This being Thanksgiving weekend and all, I thought I would reprise (and update) some of our “more important” posts, including the one below on how to form a WFOE in China. The below post is “important” because so companies looking to form WFOEs in China refer to it when they first communicate with our China lawyers regarding their China plans and because so often companies come to us after having stalled midway in their China WFOE formation efforts.

Forming a China WFOE. It's complicated.
Forming a China WFOE. It’s complicated.

The below is a typical initial email we send to clients that retain us for China WFOE formation. More than anything, this email highlights why forming a WFOE and why it tends to be so complicated and time consuming, and how different it is from forming a company in the United States.

Thank you for engaging us to assist with the formation of your China WFOE. I have set forth below the preliminary information and documents we will need. Depending on the exact nature of your planned China operations and local government requirements (which change frequently and can even vary depending on the nature of the business), we almost certainly will need additional information at a later date, but this should be a good start.

2.Some of our clients elect to form a Hong Kong company as an intermediary company, so that the sole shareholder of the WFOE is the HK company, and the sole shareholder of the HK company is the US company. At one time forming a HK company made it significantly easier to move through the initial stages of the WFOE formation process, but these days it’s pretty much a wash. Forming a HK company is relatively cheap and but it will create yet another corporate entity and it will require ongoing maintenance, which will include annual reports, taxes, renewals, and so forth. Forming a HK company also requires opening a Hong Kong bank account, which usually requires a director of the HK company go to Hong Kong in person.

The main reason to form a Hong Kong company is for tax reasons, particularly if you anticipate your China WFOE will become a profit center and remit substantial sums back to its parent company. We will need to work together to determine whether your tax situation warrants our forming a Hong Kong company to own your China WFOE.

3. Have you determined a location for the WFOE? If you have already have a proposed office address, please provide it, along with the landlord’s name and contact information.

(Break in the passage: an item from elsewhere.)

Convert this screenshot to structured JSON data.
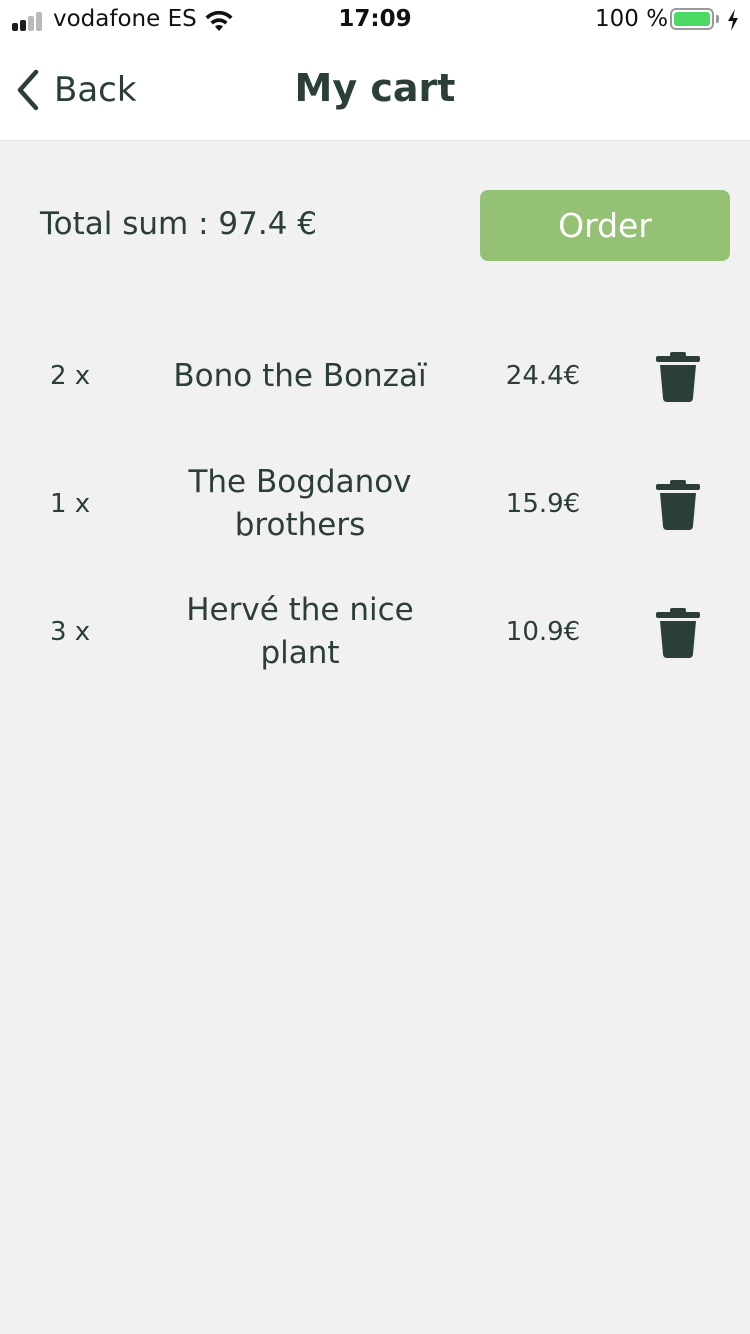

If you haven’t yet determined the exact address, then provide the city and district (e.g., Huzhou, Wuxing District).

4. If you have a lease or proposed lease for the office space, please provide us with that. Note that the lease should be valid for at least one year beyond the eventual approval date for the WFOE. As the WFOE may not be approved until several months hence, it is best for the initial term of the lease to be at least a year and a half, with 2 years being even better. The lease should also be in a proper format, and typically will need to be registered with the local real estate authority. We will work with you on this. An appropriate lease is required for WFOE approval.

5. We will also need proof that the landlord owns the property you plan to lease and that it has the authority to enter into the lease. This is usually proved via a land rights certificate and documentary proof of existence from the landlord (i.e., a national ID for an individual, and a business license for a company).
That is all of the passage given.